Show notes: Episode 26 of The Thoughtful Travel Podcast

How to be Bilingual

Encountering foreign languages when we travel is both a challenge and a joy – and some of us dream not only of learning a few phrases when we travel but becoming bilingual.

It’s definitely not easy to be bilingual but the guests in this episode of The Thoughtful Travel Podcast show that it’s not impossible, either. I start off chatting with Leyla of Women on the Road, one of those amazing people who can speak a multitude of languages, and treats coming across a new language as meeting a new friend.

If you’re considering raising your kids bilingually, then my next guest, Adam Beck of Bilingual Monkeys, is the man to listen to.
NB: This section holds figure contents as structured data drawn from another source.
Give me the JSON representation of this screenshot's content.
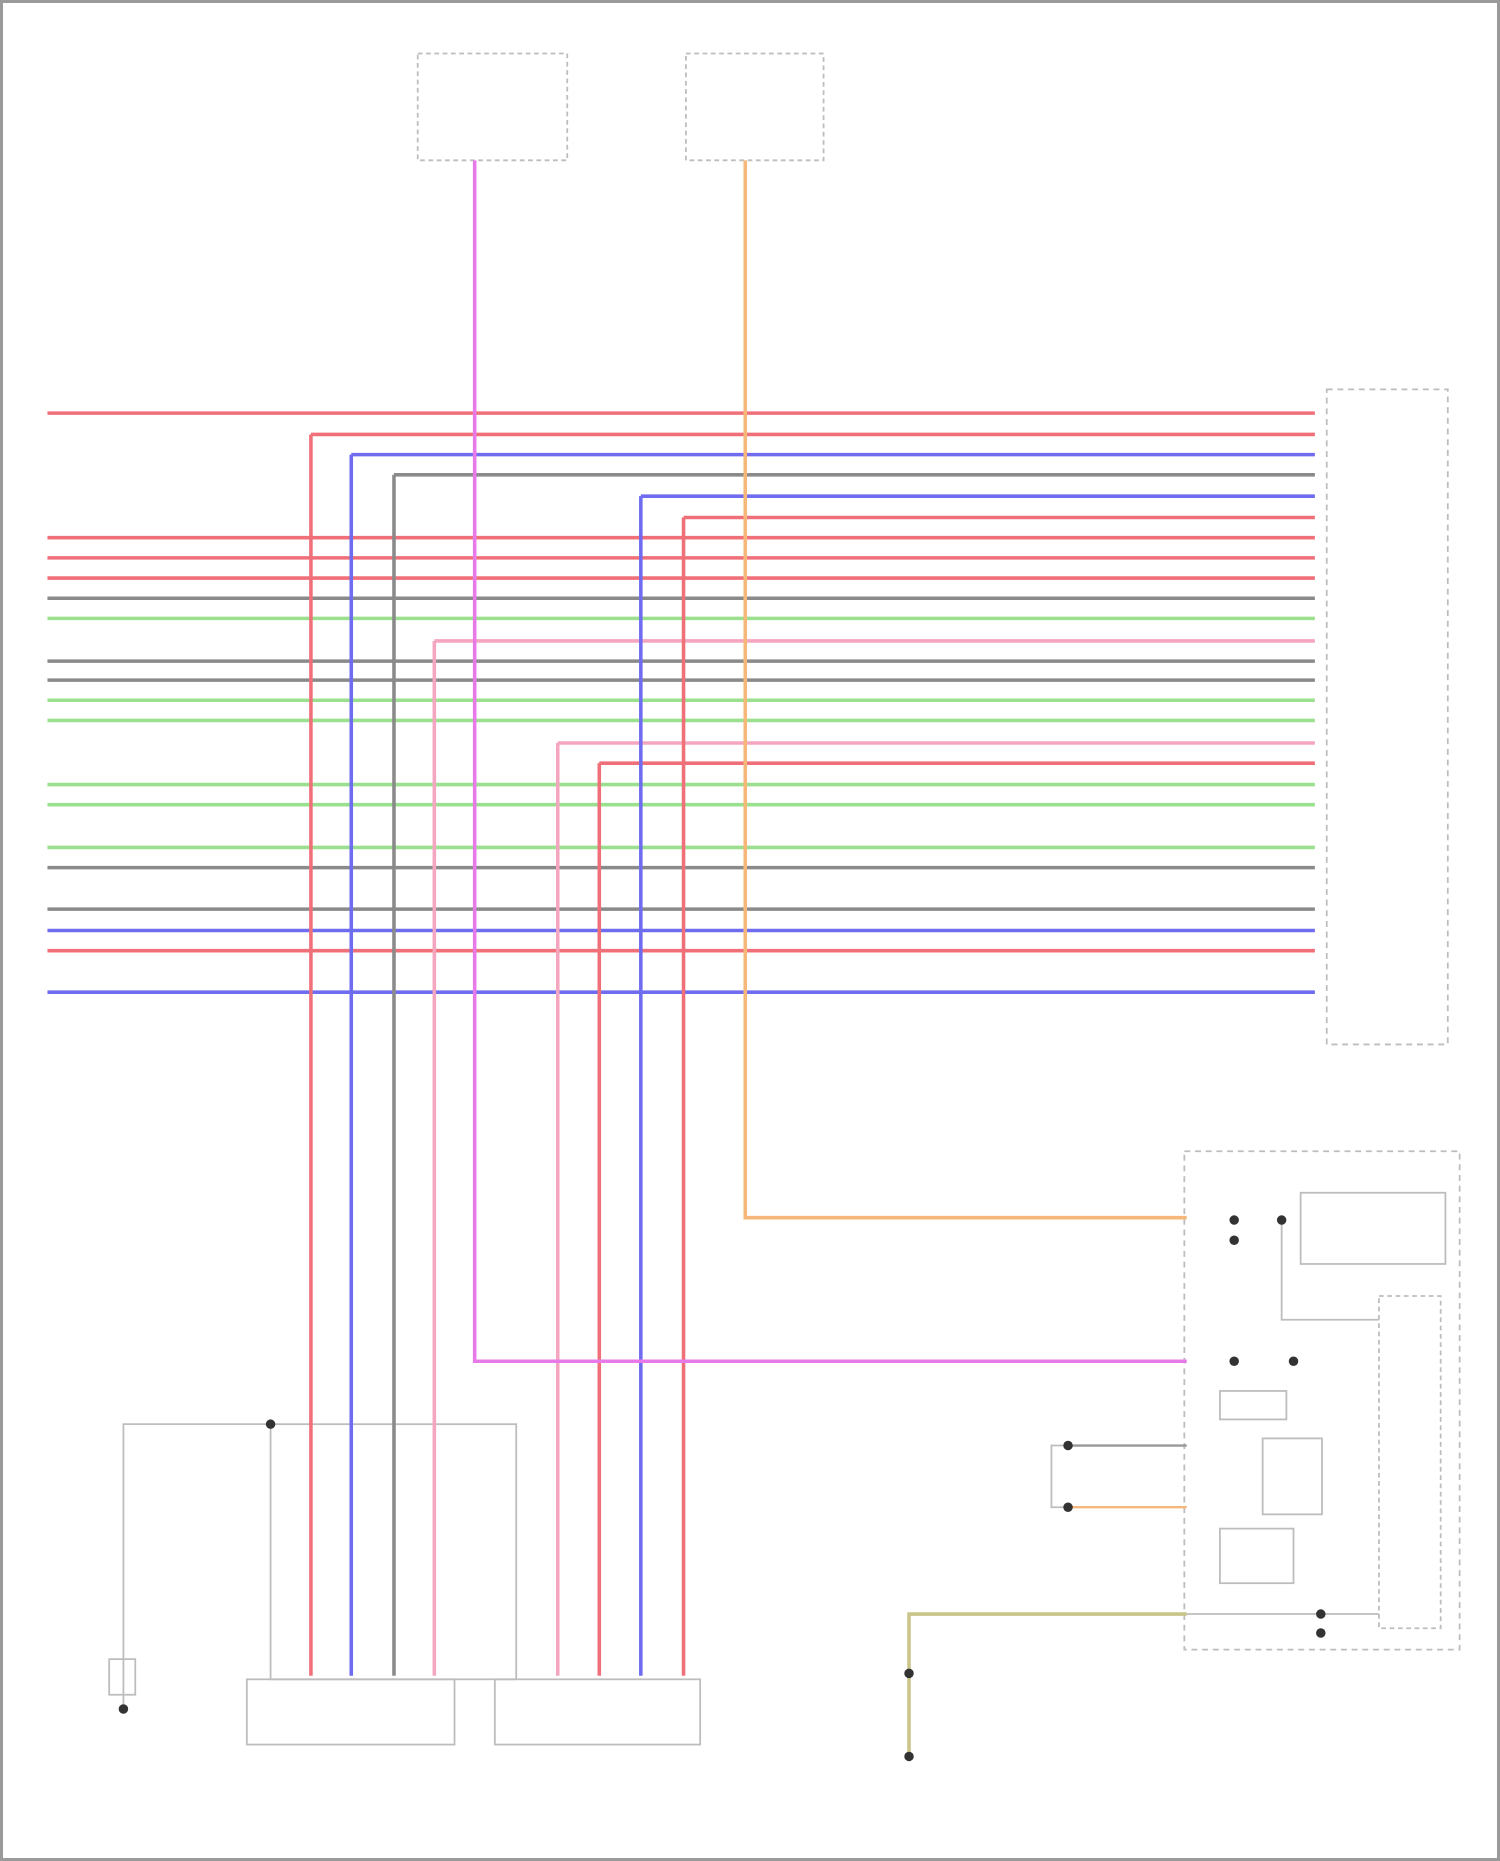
{
  "colors": {
    "red": "#f0707a",
    "pink": "#f4a6c0",
    "magenta": "#e77ae8",
    "blue": "#6f6cf0",
    "gray": "#8a8a8a",
    "green": "#9be08f",
    "orange": "#f6b77a",
    "olive": "#c9c58a",
    "outline": "#b9b9b9"
  },
  "harness": {
    "horizontal_wires": [
      "red",
      "red",
      "blue",
      "gray",
      "blue",
      "red",
      "red",
      "red",
      "red",
      "gray",
      "green",
      "pink",
      "gray",
      "gray",
      "green",
      "green",
      "pink",
      "red",
      "green",
      "green",
      "green",
      "gray",
      "gray",
      "blue",
      "red",
      "blue"
    ]
  },
  "vertical_feeds": [
    "red",
    "blue",
    "gray",
    "pink",
    "pink",
    "red",
    "blue",
    "red"
  ]
}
He’s got a wealth of information about it and shares a few ways he’s helped his children grow up speaking, reading and writing English nearly as well as their more-native Japanese.

Finally, Martin Bailey shares his journey to bilingualism which didn’t begin until adulthood when he moved to Japan to work in a lace-making factory.

Links:

How to be bilingual - Episode 26 of The Thoughtful Travel Podcast

Comments

  1. One of my favourite episodes so far!!!!!! And yes, I’m totally biased as language / linguistics is my background but I really enjoyed Adam discuss active bilingualism and the challenges of bringing up your children bilingually.

    And Martin, oh my goodness!!!!! There are some rare cases reported in the literature around bilingualism and language acquisition but to acquire a language like he has at that age, it’s nothing short of amazing.

    There’s a seminal article on “what good language learners do” and go over to see what applies to these incredible language learners.

    • Thanks Kati – yes fair enough that you’re biased but yes, Martin is amazing isn’t he? Having spent a couple of years learning Japanese in Japan myself, I was so incredibly impressed with how fast he mastered it. (And he was such a lovely guy to chat to, too.)